What are the members of the set $A=7^{n}+5^{n}(mod35)$

Question

I have this set

$A=${$\ x \ \in \mathbb{N}|\ \exists \ n \ \in \mathbb{N}:$ $x \equiv 7^{n}+5^{n}$ (mod $35$) $ $, $ 35\gt x\ge 0$}

I want to know how many members has this set? thanks in advance

Answer 1

The period of $7^n\pmod{35}$ will be same as $7^{n-1}\pmod5$

But $7\equiv2\pmod5,7^2\equiv4,7^3\equiv3,7^4\equiv1\implies$ord$_57=4$

Similarly, ord$_75=6$

So, the ord$_{35}(5^n+7^n)$ must divide lcm$(4,6)=12$

Answer 2

Observe that if $7^n+5^n \equiv a \pmod{35}$, then $7^n+5^n \equiv a \pmod{7}$ and $7^n+5^n \equiv a \pmod{5}$. The latter congruences can be further reduced to $5^n \equiv a \pmod{7}$ and $7^n \equiv a \pmod{5}$. Now try to see patterns for these and any solution which satisfies both these congruences will also satisfy your original congruence.

Answer 3

By Little Fermat's Theorem, $7^4\equiv 1\pmod5$ and $5^6\equiv1\pmod7$. In fact, $4$ is the order of $7$ modulo $5$ and $6$ is the order of $5$ modulo $7$. For any integer $k$ the number $12k$ is a multiple of $4$ and $6$. Therefore, $$5^{n+12k}+7^{n+12k}=5^n\cdot(1+7r)+7^n\cdot(1+5r)\equiv 5^n+7^n\pmod{35}$$

We see that we get the same value for $x$ if we add $12$ (or a multiple of $12$) to both exponents.
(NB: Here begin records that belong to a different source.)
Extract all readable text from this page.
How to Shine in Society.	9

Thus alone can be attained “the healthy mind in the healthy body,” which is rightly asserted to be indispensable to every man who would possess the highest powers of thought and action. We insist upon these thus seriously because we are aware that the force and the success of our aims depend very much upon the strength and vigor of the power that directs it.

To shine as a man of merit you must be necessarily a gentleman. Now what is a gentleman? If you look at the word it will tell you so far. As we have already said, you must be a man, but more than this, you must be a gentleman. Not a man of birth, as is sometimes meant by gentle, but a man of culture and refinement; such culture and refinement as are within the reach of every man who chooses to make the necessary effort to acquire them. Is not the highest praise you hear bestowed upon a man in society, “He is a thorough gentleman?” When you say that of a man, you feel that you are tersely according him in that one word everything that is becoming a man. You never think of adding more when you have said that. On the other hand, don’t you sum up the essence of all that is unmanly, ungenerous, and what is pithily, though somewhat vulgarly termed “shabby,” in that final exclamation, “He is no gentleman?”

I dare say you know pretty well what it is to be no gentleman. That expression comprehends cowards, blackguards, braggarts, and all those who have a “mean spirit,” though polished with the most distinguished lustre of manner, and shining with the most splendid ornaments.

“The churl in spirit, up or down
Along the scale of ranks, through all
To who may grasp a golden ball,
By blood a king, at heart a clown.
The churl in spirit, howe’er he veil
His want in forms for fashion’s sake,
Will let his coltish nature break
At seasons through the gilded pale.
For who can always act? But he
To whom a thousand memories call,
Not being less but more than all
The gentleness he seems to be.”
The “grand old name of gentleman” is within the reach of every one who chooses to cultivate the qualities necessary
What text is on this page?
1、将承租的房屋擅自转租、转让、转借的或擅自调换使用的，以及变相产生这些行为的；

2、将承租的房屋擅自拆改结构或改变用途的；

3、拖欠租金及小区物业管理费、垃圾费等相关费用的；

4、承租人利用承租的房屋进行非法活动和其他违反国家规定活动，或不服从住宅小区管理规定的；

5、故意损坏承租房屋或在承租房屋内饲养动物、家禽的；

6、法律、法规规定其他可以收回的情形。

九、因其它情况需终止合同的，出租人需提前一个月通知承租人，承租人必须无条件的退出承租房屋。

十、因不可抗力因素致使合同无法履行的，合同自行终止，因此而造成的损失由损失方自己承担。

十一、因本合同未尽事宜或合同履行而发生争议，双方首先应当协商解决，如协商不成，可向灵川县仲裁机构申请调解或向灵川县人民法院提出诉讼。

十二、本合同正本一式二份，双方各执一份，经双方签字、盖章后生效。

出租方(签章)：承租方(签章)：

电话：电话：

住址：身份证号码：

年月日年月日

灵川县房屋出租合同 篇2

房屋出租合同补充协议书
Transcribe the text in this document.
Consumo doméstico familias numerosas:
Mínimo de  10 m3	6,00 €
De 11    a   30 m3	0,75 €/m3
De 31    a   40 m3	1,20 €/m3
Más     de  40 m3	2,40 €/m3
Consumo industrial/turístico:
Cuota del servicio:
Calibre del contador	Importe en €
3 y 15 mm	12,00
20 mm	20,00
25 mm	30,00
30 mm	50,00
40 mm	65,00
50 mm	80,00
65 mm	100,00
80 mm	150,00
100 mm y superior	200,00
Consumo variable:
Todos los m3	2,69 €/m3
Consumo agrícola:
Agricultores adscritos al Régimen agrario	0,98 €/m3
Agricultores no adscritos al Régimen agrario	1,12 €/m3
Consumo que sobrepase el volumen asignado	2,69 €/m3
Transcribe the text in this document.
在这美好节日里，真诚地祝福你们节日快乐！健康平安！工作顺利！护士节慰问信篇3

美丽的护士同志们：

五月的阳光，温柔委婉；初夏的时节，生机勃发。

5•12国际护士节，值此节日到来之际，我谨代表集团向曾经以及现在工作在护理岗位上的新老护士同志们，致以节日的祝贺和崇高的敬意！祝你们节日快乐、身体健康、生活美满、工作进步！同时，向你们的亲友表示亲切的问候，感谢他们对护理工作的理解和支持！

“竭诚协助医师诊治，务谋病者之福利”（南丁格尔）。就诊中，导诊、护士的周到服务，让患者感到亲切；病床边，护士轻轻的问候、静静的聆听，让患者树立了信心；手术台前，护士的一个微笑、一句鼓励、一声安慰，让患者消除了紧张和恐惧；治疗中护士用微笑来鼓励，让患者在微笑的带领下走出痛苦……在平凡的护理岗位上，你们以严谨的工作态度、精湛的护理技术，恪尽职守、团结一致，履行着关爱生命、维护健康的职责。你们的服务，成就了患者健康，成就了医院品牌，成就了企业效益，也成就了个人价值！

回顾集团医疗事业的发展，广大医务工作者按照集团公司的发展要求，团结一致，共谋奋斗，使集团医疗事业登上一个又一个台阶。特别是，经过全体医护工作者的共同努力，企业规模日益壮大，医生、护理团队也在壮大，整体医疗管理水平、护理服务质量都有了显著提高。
That is, $A$ has at most $12$ elements. But it is possible that the period is smaller. If it were the case, the period must be a divisor of $12$. But $$5^0+7^0=2$$ $$5^6+7^6\equiv15+14\not\equiv2\pmod{35}$$ $$5^4+7^4\equiv-5+21\not\equiv2\pmod{35}$$ so the period (and, hence, the number of elements in $A$) is exactly $12$.